There isn’t much. In 2013, The Center for Research on Education Outcomes at Stanford University conducted a study on national charter schools. In comparison to regular public schools across the country, the study shows that 56 percent of students saw no growth after transferring to charter. Only 25 percent considered themselves better off than they were, and the final 19 percent found their charter school to be significantly worse for the wear. Furthermore, the same study shows that if a new charter school is not successful in the first year, it is unlikely to survive.
Charter schools, especially when under private ownership, function more as a business than an educational institution. According to the Department of Education’s most recent Schools and Staffing Survey in 2013, the average charter school teacher has only two years of experience in the field. Hiring committees typically go after younger, less experienced teachers who are willing to work for a smaller salary than at public schools. This, combined with the student tuition, enables the private owner to turn a significant profit by the end of the year, regardless of test scores.
Charter schools typically have a highly selective application process. Although some committees consciously accept demographic minorities into programs, it is highly likely that the results in Johnson City may be skewed, seeing as only 60 students are to be accepted in the first year. The Civil Rights Project of UCLA notes that the average charter school has only about 10 percent diversity. Conversely, when public schools are required to accept all walks of life into their institutions, the classrooms become a realistic model for the world, rich in diversity. This forces children to interact with people who are different from them, as they will be sure to do in adulthood. This is a severe consequence of charter schools that must not be overlooked.

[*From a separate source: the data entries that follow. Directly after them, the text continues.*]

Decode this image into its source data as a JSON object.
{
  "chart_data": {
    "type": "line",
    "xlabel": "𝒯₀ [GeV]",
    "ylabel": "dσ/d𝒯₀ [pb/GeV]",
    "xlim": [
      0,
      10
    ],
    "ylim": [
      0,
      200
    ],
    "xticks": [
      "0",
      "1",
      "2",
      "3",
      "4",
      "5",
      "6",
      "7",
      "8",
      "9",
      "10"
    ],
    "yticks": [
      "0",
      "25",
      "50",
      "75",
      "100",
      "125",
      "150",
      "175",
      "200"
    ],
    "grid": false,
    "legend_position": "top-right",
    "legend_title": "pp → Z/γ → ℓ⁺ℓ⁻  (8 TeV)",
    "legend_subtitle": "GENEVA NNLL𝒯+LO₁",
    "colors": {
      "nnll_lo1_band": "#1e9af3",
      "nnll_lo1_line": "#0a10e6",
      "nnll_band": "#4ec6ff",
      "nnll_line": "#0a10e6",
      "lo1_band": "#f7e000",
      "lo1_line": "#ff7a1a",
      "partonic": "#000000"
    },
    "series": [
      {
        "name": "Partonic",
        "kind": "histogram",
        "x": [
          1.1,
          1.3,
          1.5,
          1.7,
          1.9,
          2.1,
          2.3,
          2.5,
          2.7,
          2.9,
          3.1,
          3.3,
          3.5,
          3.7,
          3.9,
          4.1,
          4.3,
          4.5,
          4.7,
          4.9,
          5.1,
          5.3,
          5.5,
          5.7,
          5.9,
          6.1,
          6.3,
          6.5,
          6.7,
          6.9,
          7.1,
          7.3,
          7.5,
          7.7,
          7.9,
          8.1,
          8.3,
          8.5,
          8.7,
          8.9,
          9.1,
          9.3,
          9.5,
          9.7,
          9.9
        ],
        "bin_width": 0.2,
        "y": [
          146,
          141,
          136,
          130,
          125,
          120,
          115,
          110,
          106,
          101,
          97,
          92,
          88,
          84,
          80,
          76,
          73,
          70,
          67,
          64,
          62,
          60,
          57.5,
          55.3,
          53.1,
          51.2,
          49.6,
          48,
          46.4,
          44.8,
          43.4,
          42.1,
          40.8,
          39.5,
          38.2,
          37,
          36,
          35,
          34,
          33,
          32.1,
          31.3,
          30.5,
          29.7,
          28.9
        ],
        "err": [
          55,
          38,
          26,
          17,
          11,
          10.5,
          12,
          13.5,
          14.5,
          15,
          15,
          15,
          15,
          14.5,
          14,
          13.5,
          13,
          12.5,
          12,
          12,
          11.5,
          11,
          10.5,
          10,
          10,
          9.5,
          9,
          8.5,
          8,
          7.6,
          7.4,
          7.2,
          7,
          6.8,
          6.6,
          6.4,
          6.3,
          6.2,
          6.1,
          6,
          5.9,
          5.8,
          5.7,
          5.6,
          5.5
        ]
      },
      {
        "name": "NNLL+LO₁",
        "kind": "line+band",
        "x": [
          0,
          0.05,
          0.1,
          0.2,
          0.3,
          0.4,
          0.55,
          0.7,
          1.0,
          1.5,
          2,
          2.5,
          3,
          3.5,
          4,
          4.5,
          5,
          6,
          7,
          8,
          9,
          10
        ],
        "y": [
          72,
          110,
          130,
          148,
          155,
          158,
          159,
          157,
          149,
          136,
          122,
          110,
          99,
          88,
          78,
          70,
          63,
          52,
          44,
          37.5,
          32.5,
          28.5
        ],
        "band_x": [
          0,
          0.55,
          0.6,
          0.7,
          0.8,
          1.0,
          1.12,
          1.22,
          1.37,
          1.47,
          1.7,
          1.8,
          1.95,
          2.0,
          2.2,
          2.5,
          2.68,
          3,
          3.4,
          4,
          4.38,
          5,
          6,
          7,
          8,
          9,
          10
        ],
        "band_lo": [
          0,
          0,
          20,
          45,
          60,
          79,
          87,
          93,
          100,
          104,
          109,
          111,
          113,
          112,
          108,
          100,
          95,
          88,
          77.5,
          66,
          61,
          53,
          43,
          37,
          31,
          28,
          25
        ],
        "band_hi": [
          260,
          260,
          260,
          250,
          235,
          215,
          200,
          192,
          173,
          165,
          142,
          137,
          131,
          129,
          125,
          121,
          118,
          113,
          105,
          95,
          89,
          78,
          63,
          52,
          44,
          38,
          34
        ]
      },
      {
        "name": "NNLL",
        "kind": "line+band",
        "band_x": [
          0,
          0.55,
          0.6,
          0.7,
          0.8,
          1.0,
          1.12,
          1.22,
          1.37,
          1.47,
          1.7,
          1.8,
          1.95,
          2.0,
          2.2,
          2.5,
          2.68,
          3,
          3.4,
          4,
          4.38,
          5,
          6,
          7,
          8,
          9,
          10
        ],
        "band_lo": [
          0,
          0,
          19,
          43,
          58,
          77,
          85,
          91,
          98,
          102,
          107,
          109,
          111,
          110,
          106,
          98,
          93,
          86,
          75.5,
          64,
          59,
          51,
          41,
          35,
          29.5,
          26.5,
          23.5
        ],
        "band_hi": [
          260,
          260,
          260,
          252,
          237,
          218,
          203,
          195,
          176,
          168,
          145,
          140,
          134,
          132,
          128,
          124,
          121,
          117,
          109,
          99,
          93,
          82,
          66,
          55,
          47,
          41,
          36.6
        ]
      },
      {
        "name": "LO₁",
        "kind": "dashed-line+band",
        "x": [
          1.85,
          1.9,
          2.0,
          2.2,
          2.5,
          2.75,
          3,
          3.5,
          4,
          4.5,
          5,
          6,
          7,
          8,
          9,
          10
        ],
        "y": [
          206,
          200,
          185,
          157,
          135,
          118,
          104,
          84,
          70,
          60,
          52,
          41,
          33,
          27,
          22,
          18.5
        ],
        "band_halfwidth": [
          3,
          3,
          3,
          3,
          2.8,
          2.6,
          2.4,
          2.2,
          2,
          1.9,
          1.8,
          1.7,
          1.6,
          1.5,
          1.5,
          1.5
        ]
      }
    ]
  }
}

The lack of liberal arts opportunities in charter schools is a big blow to many students. While federal reforms have limited the amount of spending set aside for the arts, public schools in East Tennessee have persistently fought to keep their music and art programs. Charter schools do not include such opportunities at all. Extracurricular activities must be sought outside of school, where students must often pay additional fees. For students who are not suited to enter the STEM (science, technology, engineering and mathematics) field, charter schools are surely not an ideal option.
That being said, the argument behind charter schools is strong. When charter schools are highly selective, the class size shrinks, therefore lowering the teacher-to-student ratio. On top of this, the charter school in Johnson City is intended to provide a route to specialized learning for students interested in entering the science field in the future. Tennessee public schools have struggled to promote their STEM programs in the past, and separating a number of students from their peers to enroll in a stand-alone academy could be the answer.
Charter schools are great for a very select group of students. Unfortunately for advocates of these programs, education in the United States needs to be inclusive and diverse.